How do you see Covid affecting the evolution of the cinema industry—in terms of adopting new technology and premium experiences—as more global markets emerge from the pandemic?
I believe the pandemic has made us focus on what’s important in life. What we have witnessed upon the return to cinemas in all reopened markets, from the surveys being conducted, assures us that the cinema experience has been deeply missed and is much-loved. How out-of-home entertainment will develop post-Covid, I guess everyone has an opinion, but what we have seen in the last years is that both modern and well-run multiplexes and successful boutique cinemas are doing very well, catering to different needs from the same audiences. I think improved design, personal service, and new offerings will continue to evolve in the years to come, making our profits grow and bringing about much-needed reinvestments on a broad scale for many cinemas.
Can you tell us something about the cinema projects you’re currently involved in?
I can’t be very specific, but I am involved in several exciting new-build projects and also in several renovation projects involving older, pre-war cinemas. Both are very close to my heart.
Do you remember the first movie you saw in a theater? What was the cinema you went to most as a child?
It was Disney`s Dumbo at our local cinema, Selbak Kino, located at the dodgy end of the portside town of Fredrikstad. I became a regular there from a very young age. The cinema reminds me of Cinema Paradiso, both in design and the type of audience.
Who have been your mentors in the exhibition community?

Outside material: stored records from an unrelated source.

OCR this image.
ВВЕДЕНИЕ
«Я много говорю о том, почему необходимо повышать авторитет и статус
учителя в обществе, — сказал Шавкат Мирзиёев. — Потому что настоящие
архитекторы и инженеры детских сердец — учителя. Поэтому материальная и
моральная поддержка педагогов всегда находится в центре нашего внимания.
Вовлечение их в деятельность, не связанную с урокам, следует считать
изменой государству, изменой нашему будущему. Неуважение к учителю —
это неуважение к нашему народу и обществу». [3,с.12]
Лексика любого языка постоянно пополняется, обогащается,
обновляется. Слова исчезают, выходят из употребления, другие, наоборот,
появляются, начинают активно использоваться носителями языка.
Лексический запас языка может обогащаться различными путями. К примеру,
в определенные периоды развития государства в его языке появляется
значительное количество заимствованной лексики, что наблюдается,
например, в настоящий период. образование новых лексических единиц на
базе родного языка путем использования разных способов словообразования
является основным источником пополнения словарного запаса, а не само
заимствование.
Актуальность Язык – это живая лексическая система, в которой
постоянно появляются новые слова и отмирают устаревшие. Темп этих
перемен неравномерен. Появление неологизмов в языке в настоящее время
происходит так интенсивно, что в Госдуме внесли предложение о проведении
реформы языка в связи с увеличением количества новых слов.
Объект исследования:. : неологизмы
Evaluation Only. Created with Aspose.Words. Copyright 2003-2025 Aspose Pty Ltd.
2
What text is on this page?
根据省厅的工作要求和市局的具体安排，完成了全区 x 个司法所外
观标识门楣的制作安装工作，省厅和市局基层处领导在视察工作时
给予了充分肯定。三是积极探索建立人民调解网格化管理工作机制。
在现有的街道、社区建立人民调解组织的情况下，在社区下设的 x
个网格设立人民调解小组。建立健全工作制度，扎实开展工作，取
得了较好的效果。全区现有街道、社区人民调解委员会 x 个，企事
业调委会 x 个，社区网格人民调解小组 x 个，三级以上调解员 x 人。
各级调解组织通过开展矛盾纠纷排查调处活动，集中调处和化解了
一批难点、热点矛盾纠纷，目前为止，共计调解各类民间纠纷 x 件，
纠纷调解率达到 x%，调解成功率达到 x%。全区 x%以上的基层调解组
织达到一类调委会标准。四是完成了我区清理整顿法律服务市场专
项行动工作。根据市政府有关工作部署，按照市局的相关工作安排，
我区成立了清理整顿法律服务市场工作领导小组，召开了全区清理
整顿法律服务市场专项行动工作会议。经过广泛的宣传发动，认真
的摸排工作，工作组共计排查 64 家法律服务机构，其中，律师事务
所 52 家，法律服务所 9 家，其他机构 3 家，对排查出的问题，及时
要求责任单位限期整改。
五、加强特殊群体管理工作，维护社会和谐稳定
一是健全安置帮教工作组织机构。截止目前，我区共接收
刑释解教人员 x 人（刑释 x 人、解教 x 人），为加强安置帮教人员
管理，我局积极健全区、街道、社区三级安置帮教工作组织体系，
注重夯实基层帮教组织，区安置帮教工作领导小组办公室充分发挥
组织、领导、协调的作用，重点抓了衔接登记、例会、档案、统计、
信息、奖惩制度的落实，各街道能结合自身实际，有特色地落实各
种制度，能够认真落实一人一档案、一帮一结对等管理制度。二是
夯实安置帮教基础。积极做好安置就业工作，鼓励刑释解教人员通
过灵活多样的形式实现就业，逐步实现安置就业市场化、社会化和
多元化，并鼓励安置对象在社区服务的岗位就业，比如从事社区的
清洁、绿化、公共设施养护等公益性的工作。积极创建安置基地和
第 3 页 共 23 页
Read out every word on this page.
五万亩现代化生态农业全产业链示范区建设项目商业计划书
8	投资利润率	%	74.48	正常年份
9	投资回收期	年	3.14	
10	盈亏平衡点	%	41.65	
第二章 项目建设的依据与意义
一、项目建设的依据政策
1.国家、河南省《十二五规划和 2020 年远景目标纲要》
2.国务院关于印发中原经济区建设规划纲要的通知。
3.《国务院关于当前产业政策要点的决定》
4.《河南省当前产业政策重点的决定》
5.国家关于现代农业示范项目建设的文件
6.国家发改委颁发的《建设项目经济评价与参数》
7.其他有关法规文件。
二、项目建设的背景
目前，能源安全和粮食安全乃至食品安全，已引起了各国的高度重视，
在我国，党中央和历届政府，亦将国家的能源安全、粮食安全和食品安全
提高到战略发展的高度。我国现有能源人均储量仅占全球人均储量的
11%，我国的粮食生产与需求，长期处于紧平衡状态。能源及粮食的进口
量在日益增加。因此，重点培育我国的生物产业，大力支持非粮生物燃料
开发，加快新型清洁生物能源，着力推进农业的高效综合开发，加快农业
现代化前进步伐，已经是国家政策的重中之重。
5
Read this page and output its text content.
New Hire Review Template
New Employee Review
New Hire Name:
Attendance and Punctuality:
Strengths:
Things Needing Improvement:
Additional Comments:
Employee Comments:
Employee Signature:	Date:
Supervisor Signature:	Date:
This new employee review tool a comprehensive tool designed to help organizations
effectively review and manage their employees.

I have been fortunate enough to have had the opportunity to work with many leading professionals in our industry. These include Mr. Stein Sandvik, the great entrepreneur of Norwegian cinema, who gave me the responsibility of building Norway’s first cinema chain; Mr. Peter Fornstam, the great Swedish cinema showman, who taught me how to run a profitable cinema chain within a lean organization structure; Mr. Mats Kullander, the highly regarded cinema builder of SF Bio, who taught me the importance of bringing atmosphere into cinema design; Mr. Ari Saarinen, the great cinema technology innovator, who taught me how to think outside the box on technical solutions; and our great and inspirational leader through many years, Mr. Jan Bernhardsson, who taught me very much about large-scale business and how to improve it constantly.
I am also very inspired by having witnessed the work performed by the very kind and highly skilled Mr. Duncan Reynolds and Mr. Stephen Lavelle of Odeon Cinemas Group.
What does it mean to you to be able to attend CineEurope after the horrible year and a half the exhibition community has had—especially since you were supposed to receive this award in 2020?
I believe attending CineEurope this October will be a very important part of our industry’s [journey] to recovery. We will continue from where we left off, with certain adjustments. Like most others, I can’t wait to see everyone again. Even if we have been able to meet digitally for the last 18 months, there is now a huge, accumulated need to meet and do business in person again.